Abstract:
Photovoltaic (PV) module faults have harmful effects on both the efficiency of power
generation and overall safety. Among these faults, current mismatch is the most
common type, leading to a decrease in output current and causing distinct steps in the
(current and voltage) I-V representative curves as well as multiple spikes in the P-V
curves. Consequently, the power output of PV units is significantly impacted. This
research delves into the scrutiny of faulty PV units in real-world PV power sites,
specifically focusing on current inequality faults resulting from partial shadowing, hot
spots, and cracks.

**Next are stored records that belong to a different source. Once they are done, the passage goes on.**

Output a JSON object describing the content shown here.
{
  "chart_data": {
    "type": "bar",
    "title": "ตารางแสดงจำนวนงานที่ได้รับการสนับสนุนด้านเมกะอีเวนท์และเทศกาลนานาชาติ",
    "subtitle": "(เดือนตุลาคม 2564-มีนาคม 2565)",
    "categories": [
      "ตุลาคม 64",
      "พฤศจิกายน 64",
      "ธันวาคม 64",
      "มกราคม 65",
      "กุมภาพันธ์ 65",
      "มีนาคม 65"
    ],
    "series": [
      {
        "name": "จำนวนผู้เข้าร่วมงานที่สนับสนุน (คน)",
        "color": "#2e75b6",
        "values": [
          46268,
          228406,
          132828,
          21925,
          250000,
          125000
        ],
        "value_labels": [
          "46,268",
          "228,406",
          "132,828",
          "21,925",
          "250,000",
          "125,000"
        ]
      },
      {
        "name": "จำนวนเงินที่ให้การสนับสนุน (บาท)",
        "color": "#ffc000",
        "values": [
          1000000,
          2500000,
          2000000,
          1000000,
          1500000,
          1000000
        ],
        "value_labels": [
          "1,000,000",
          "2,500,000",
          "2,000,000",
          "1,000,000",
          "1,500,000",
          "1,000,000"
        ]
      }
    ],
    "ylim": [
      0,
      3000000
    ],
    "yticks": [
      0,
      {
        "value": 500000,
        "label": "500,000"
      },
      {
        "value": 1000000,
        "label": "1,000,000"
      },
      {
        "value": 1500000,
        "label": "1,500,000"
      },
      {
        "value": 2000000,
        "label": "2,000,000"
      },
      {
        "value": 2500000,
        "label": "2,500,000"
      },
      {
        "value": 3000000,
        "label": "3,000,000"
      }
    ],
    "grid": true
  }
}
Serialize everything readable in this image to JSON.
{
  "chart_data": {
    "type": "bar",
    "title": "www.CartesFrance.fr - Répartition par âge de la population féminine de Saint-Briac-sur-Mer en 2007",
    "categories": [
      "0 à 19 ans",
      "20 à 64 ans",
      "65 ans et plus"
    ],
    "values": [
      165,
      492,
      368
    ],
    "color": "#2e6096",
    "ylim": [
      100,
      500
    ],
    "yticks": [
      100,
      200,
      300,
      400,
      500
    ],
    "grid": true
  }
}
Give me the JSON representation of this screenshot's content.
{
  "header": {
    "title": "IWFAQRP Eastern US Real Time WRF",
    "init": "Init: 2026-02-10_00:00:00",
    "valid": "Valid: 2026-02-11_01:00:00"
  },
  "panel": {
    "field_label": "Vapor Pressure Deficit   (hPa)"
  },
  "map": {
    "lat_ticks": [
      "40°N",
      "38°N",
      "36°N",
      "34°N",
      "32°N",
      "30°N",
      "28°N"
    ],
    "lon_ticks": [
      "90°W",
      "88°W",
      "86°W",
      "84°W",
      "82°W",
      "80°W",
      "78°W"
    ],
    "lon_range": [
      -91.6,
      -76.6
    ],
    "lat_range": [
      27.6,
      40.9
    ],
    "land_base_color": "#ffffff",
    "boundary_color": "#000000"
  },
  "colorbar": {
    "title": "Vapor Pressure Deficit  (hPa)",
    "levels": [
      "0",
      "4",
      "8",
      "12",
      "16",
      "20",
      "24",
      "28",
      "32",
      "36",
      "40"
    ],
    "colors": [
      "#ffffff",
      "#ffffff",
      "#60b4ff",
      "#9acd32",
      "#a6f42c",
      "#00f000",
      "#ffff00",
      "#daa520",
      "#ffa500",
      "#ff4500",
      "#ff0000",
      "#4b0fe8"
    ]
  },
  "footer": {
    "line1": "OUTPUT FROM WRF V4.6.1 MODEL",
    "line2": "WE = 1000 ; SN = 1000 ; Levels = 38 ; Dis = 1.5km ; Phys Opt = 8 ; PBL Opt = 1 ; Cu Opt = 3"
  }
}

There are various techniques used to detect the current faults. These
techniques are ground fault detection and interruption (GFDI), over current protection
(OCP), Insulation monitoring devices (IMD), and Arc fault current interruption
(AFCI). Other than these devices various classification algorithms have also been
developed which can be employed to classify the detected PV faults while the system
is running. In this research the dataset from previous research is used to train
regression tree, SVM, and logistic regression classifiers. Amongst these classifiers,
regression tree classifier has presented an accuracy of up-to 99%, while the previous
research presented an accuracy of 98%. This research distinguishes between different
fault features within the I-V curve steps and proposes computational analytics and
statistical techniques for diagnosing PV unit mismatch faults. The inclusion of PV
system reduces the carbon footprint paving ways to green energy, in addition to
saving fuel and generation costs on a yearly basis. As such this research aligns itself
with the Sustainable Development Goals (SDGs) set by the United Nations.